As correntes de ar
Eu queria um futuro onde pudesse ser eu, a miúda gordinha, distraída, que gostava de sentir o sol de Janeiro e odiava casacos de lã
O frio e a chuva metiam respeito lá por cima no Laranjal e, por isso, a minha mãe enchia-me de roupa não fosse apanhar uma pneumonia ou uma gripe ou outra doença qualquer que se pudesse transmitir pelas correntes de ar. E, por debaixo dos casacos de lã, havia uma camisola interior, mais umas collants grossas que desciam pelas pernas abaixo e não davam jeito quando entrava no autocarro.
O resto também atrapalhava e fazia transpirar, além de provocar um formigueiro na pele quando, na hora do almoço, fazia fila na paragem à espera do horário do Jamboto. A minha mãe fazia questão de lembrar que de frio, de doenças e do que era melhor para todos nós sabia ela. E, certa disso, eu transpirava, puxava a meias para cima a cada cinco minutos e sonhava com o futuro, o meu futuro e do qual seriam banidos todos os tecidos que davam comichão.
O calor aumentava dentro dos autocarros velhos, com as janelas empenadas, os estofos quentes. Era Janeiro, era Inverno e havia sol, um céu azul e o frio era mais um ideia, do que um facto. Uma ideia que existia na cabeça da minha mãe, das minhas tias e que me fazia sentir mais esquisita numa família de mulheres friorentas, magras, baixinhas e sempre consumidas pelas preocupações.

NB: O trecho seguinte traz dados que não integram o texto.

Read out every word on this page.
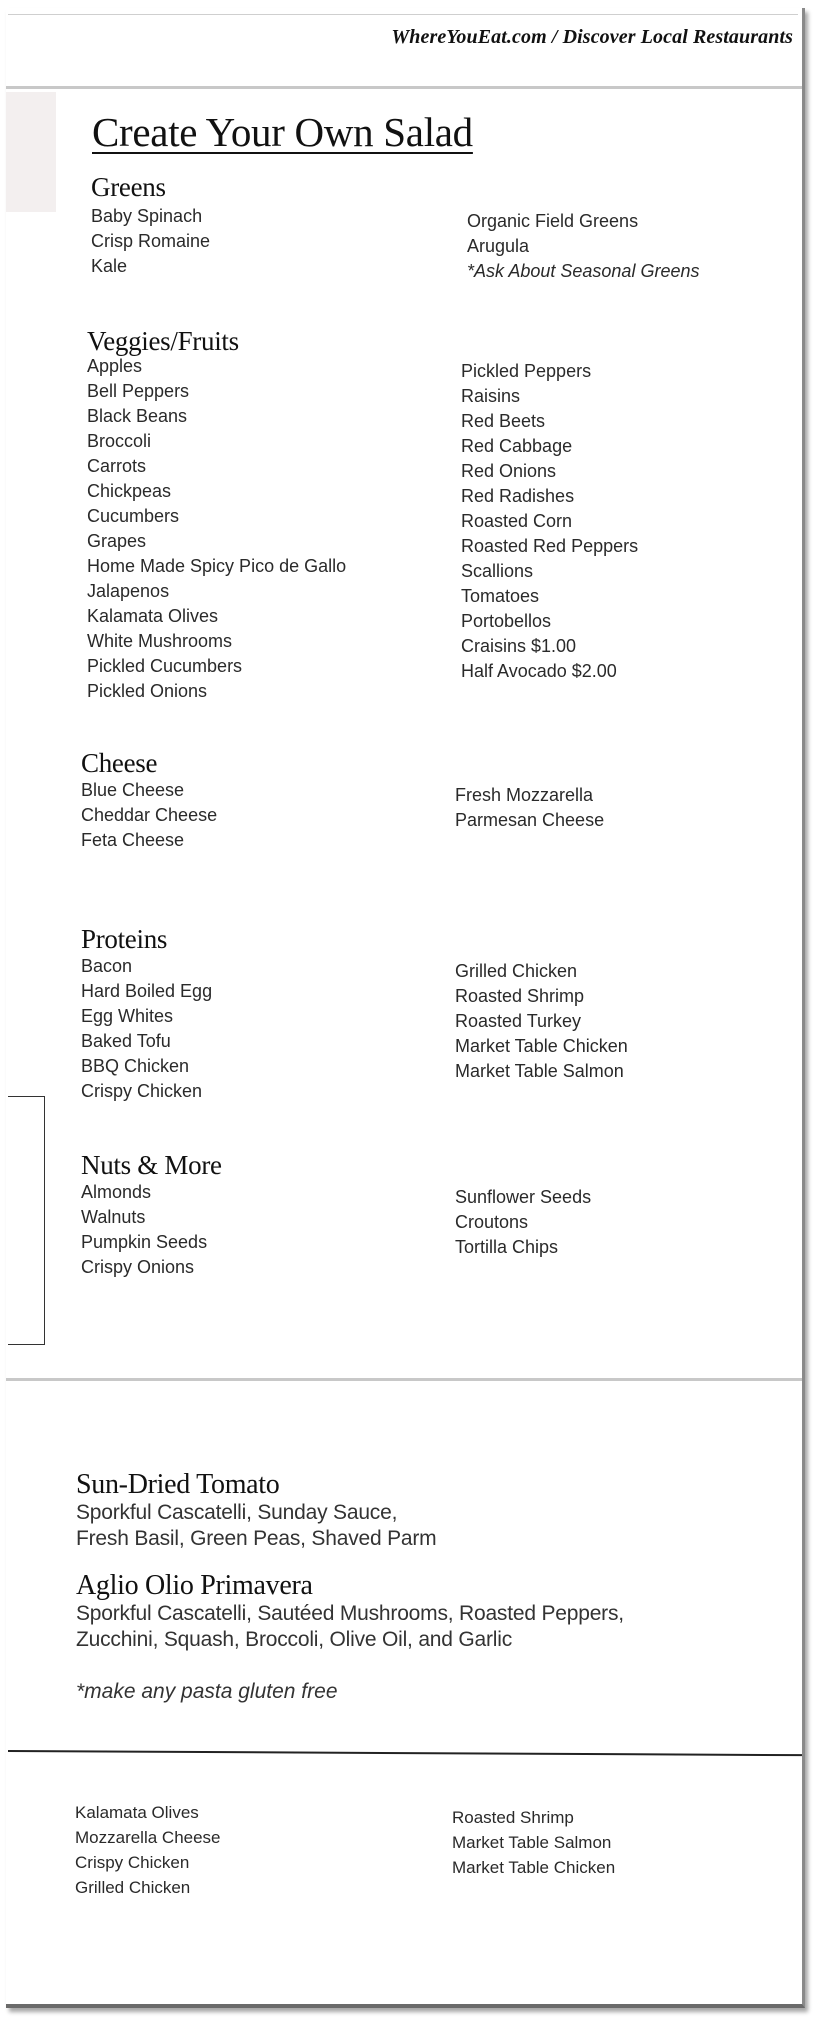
WhereYouEat.com / Discover Local Restaurants
Create Your Own Salad
Greens
Baby Spinach
Crisp Romaine
Kale
Organic Field Greens
Arugula
*Ask About Seasonal Greens
Veggies/Fruits
Apples
Bell Peppers
Black Beans
Broccoli
Carrots
Chickpeas
Cucumbers
Grapes
Home Made Spicy Pico de Gallo
Jalapenos
Kalamata Olives
White Mushrooms
Pickled Cucumbers
Pickled Onions
Pickled Peppers
Raisins
Red Beets
Red Cabbage
Red Onions
Red Radishes
Roasted Corn
Roasted Red Peppers
Scallions
Tomatoes
Portobellos
Craisins $1.00
Half Avocado $2.00
Cheese
Blue Cheese
Cheddar Cheese
Feta Cheese
Fresh Mozzarella
Parmesan Cheese
Proteins
Bacon
Hard Boiled Egg
Egg Whites
Baked Tofu
BBQ Chicken
Crispy Chicken
Grilled Chicken
Roasted Shrimp
Roasted Turkey
Market Table Chicken
Market Table Salmon
Nuts & More
Almonds
Walnuts
Pumpkin Seeds
Crispy Onions
Sunflower Seeds
Croutons
Tortilla Chips
Sun-Dried Tomato
Sporkful Cascatelli, Sunday Sauce,
Fresh Basil, Green Peas, Shaved Parm
Aglio Olio Primavera
Sporkful Cascatelli, Sautéed Mushrooms, Roasted Peppers,
Zucchini, Squash, Broccoli, Olive Oil, and Garlic
*make any pasta gluten free
Kalamata Olives
Mozzarella Cheese
Crispy Chicken
Grilled Chicken
Roasted Shrimp
Market Table Salmon
Market Table Chicken
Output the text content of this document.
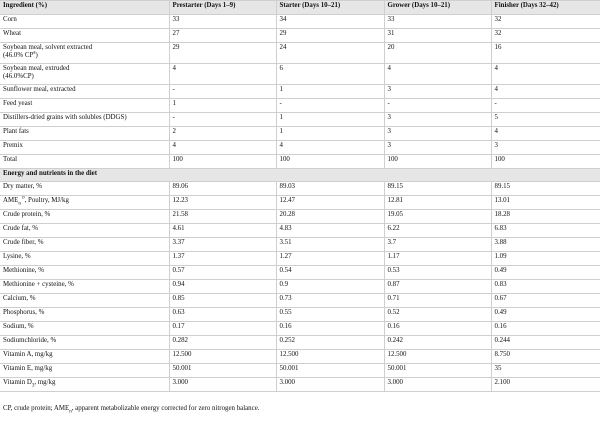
Ingredient (%)	Prestarter (Days 1–9)	Starter (Days 10–21)	Grower (Days 10–21)	Finisher (Days 32–42)
Corn	33	34	33	32
Wheat	27	29	31	32
Soybean meal, solvent extracted
(46.0% $CP^a$)	29	24	20	16
Soybean meal, extruded
(46.0%CP)	4	6	4	4
Sunflower meal, extracted	-	1	3	4
Feed yeast	1	-	-	-
Distillers-dried grains with solubles (DDGS)	-	1	3	5
Plant fats	2	1	3	4
Premix	4	4	3	3
Total	100	100	100	100
Energy and nutrients in the diet				
Dry matter, %	89.06	89.03	89.15	89.15
$AME_n$ $^b$, Poultry, MJ/kg	12.23	12.47	12.81	13.01
Crude protein, %	21.58	20.28	19.05	18.28
Crude fat, %	4.61	4.83	6.22	6.83
Crude fiber, %	3.37	3.51	3.7	3.88
Lysine, %	1.37	1.27	1.17	1.09
Methionine, %	0.57	0.54	0.53	0.49
Methionine + cysteine, %	0.94	0.9	0.87	0.83
Calcium, %	0.85	0.73	0.71	0.67
Phosphorus, %	0.63	0.55	0.52	0.49
Sodium, %	0.17	0.16	0.16	0.16
Sodiumchloride, %	0.282	0.252	0.242	0.244
Vitamin A, mg/kg	12.500	12.500	12.500	8.750
Vitamin E, mg/kg	50.001	50.001	50.001	35
Vitamin $D_3$, mg/kg	3.000	3.000	3.000	2.100
CP, crude protein; $AME_n$, apparent metabolizable energy corrected for zero nitrogen balance.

E a quem repreendiam por ser despreocupada e distraída, por viver com calor e comer com gosto. Os miúdos, os outros todos, iam ao médico para abrir o apetite, tomavam suplementos de vitaminas e tinham problemas, não era difícil transformá-los em preocupações. Eu não, cresci saudável, depressa e aprendi cedo
a esconder o medo, fosse do escuro, fosse o da escola nova ou, o pior de todos, fosse o medo de falhar.

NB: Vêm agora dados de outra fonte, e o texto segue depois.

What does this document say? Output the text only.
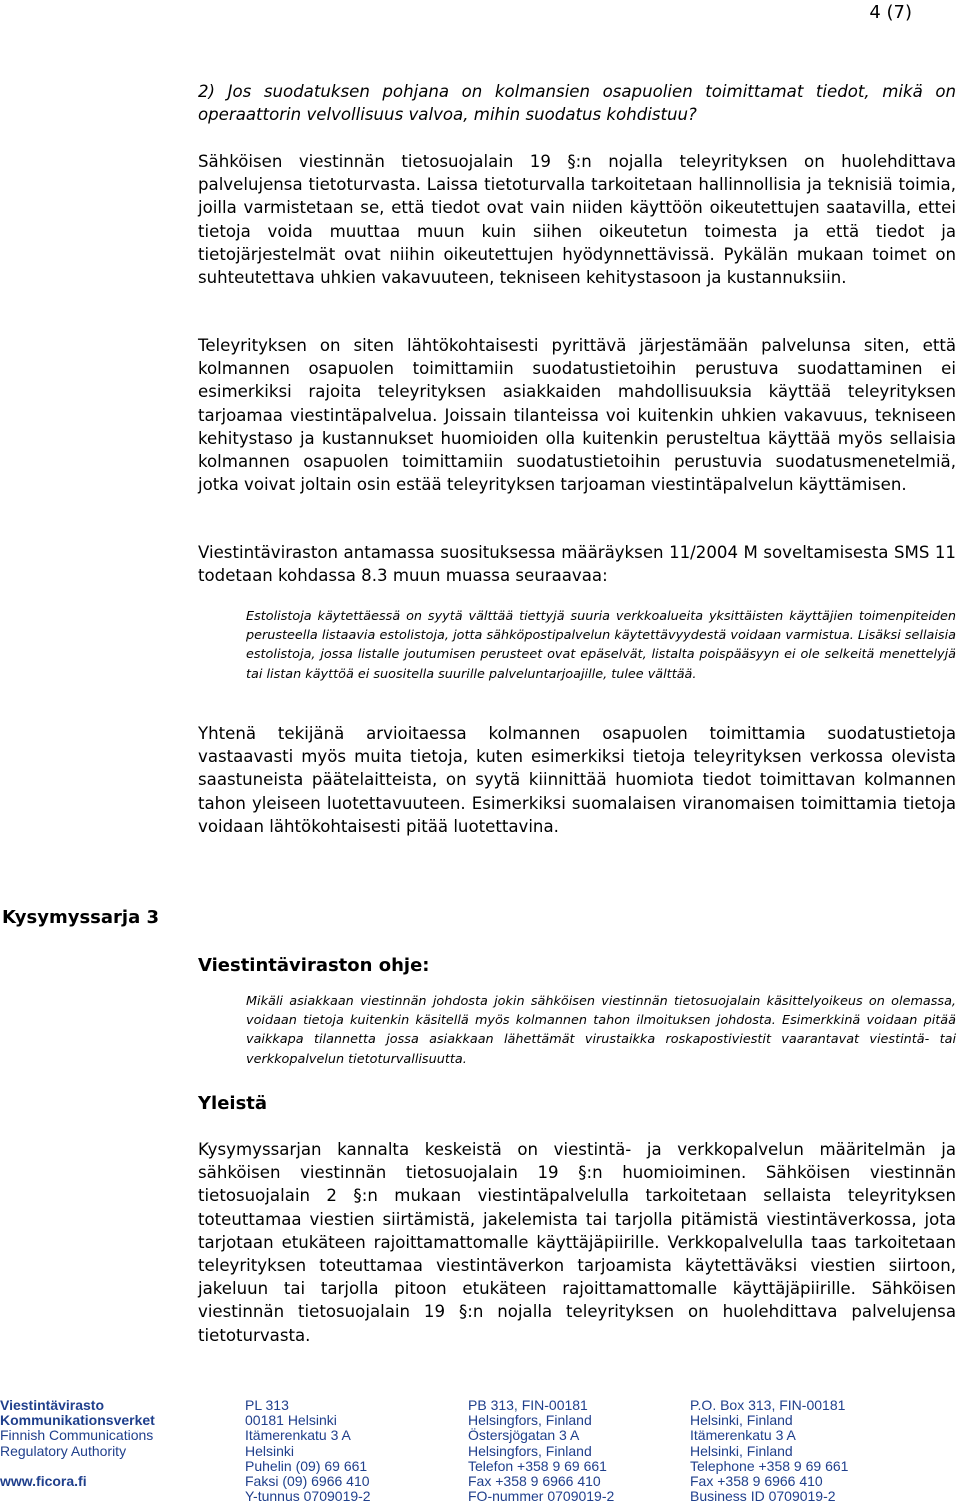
4 (7)

2) Jos suodatuksen pohjana on kolmansien osapuolien toimittamat tiedot, mikä on operaattorin velvollisuus valvoa, mihin suodatus kohdistuu?

Sähköisen viestinnän tietosuojalain 19 §:n nojalla teleyrityksen on huolehdittava palvelujensa tietoturvasta. Laissa tietoturvalla tarkoitetaan hallinnollisia ja teknisiä toimia, joilla varmistetaan se, että tiedot ovat vain niiden käyttöön oikeutettujen saatavilla, ettei tietoja voida muuttaa muun kuin siihen oikeutetun toimesta ja että tiedot ja tietojärjestelmät ovat niihin oikeutettujen hyödynnettävissä. Pykälän mukaan toimet on suhteutettava uhkien vakavuuteen, tekniseen kehitystasoon ja kustannuksiin.

Teleyrityksen on siten lähtökohtaisesti pyrittävä järjestämään palvelunsa siten, että kolmannen osapuolen toimittamiin suodatustietoihin perustuva suodattaminen ei esimerkiksi rajoita teleyrityksen asiakkaiden mahdollisuuksia käyttää teleyrityksen tarjoamaa viestintäpalvelua. Joissain tilanteissa voi kuitenkin uhkien vakavuus, tekniseen kehitystaso ja kustannukset huomioiden olla kuitenkin perusteltua käyttää myös sellaisia kolmannen osapuolen toimittamiin suodatustietoihin perustuvia suodatusmenetelmiä, jotka voivat joltain osin estää teleyrityksen tarjoaman viestintäpalvelun käyttämisen.

Viestintäviraston antamassa suosituksessa määräyksen 11/2004 M soveltamisesta SMS 11 todetaan kohdassa 8.3 muun muassa seuraavaa:

Estolistoja käytettäessä on syytä välttää tiettyjä suuria verkkoalueita yksittäisten käyttäjien toimenpiteiden perusteella listaavia estolistoja, jotta sähköpostipalvelun käytettävyydestä voidaan varmistua. Lisäksi sellaisia estolistoja, jossa listalle joutumisen perusteet ovat epäselvät, listalta poispääsyyn ei ole selkeitä menettelyjä tai listan käyttöä ei suositella suurille palveluntarjoajille, tulee välttää.

Yhtenä tekijänä arvioitaessa kolmannen osapuolen toimittamia suodatustietoja vastaavasti myös muita tietoja, kuten esimerkiksi tietoja teleyrityksen verkossa olevista saastuneista päätelaitteista, on syytä kiinnittää huomiota tiedot toimittavan kolmannen tahon yleiseen luotettavuuteen. Esimerkiksi suomalaisen viranomaisen toimittamia tietoja voidaan lähtökohtaisesti pitää luotettavina.

Kysymyssarja 3
Viestintäviraston ohje:

Mikäli asiakkaan viestinnän johdosta jokin sähköisen viestinnän tietosuojalain käsittelyoikeus on olemassa, voidaan tietoja kuitenkin käsitellä myös kolmannen tahon ilmoituksen johdosta. Esimerkkinä voidaan pitää vaikkapa tilannetta jossa asiakkaan lähettämät virustaikka roskapostiviestit vaarantavat viestintä- tai verkkopalvelun tietoturvallisuutta.

Yleistä

Kysymyssarjan kannalta keskeistä on viestintä- ja verkkopalvelun määritelmän ja sähköisen viestinnän tietosuojalain 19 §:n huomioiminen. Sähköisen viestinnän tietosuojalain 2 §:n mukaan viestintäpalvelulla tarkoitetaan sellaista teleyrityksen toteuttamaa viestien siirtämistä, jakelemista tai tarjolla pitämistä viestintäverkossa, jota tarjotaan etukäteen rajoittamattomalle käyttäjäpiirille. Verkkopalvelulla taas tarkoitetaan teleyrityksen toteuttamaa viestintäverkon tarjoamista käytettäväksi viestien siirtoon, jakeluun tai tarjolla pitoon etukäteen rajoittamattomalle käyttäjäpiirille. Sähköisen viestinnän tietosuojalain 19 §:n nojalla teleyrityksen on huolehdittava palvelujensa tietoturvasta.

Viestintävirasto
Kommunikationsverket
Finnish Communications
Regulatory Authority

www.ficora.fi
PL 313
00181 Helsinki
Itämerenkatu 3 A
Helsinki
Puhelin (09) 69 661
Faksi (09) 6966 410
Y-tunnus 0709019-2
PB 313, FIN-00181
Helsingfors, Finland
Östersjögatan 3 A
Helsingfors, Finland
Telefon +358 9 69 661
Fax +358 9 6966 410
FO-nummer 0709019-2
P.O. Box 313, FIN-00181
Helsinki, Finland
Itämerenkatu 3 A
Helsinki, Finland
Telephone +358 9 69 661
Fax +358 9 6966 410
Business ID 0709019-2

Aos 10 anos, a minha mãe levou-me à escola para o 1º ano do ciclo e disse que, dali para a frente, iria todos os dias no autocarro e tinha nas mãos o futuro. Não me podia desviar e, para o sucesso, bastava passar de ano. Se falhasse, vinha para casa e não teria outra vida senão bordar, mas eu não queria. Eu queria um futuro onde pudesse ser eu, a miúda gordinha, distraída, que gostava de sentir o sol de Janeiro e odiava casacos de lã.
E foi a ideia do futuro que me fez aguentar o medo, as muitas vezes em que me senti estranha, uma peça fora do lugar e aquela solidão nos intervalos grandes ou os almoços às escondidas, com vergonha que alguém visse que não tinha dinheiro para ir a casa ou comer na cantina. Não tenho já a noção de quanto foi preciso para enfrentar tudo isso aos 10 anos, longe de casa, decidida a não falhar, decidida a não ser mais uma preocupação para consumir energia à minha mãe e às minhas tias. Para isso bastava o frio, as pneumonia e as doenças que se transmitiam pelas correntes de ar.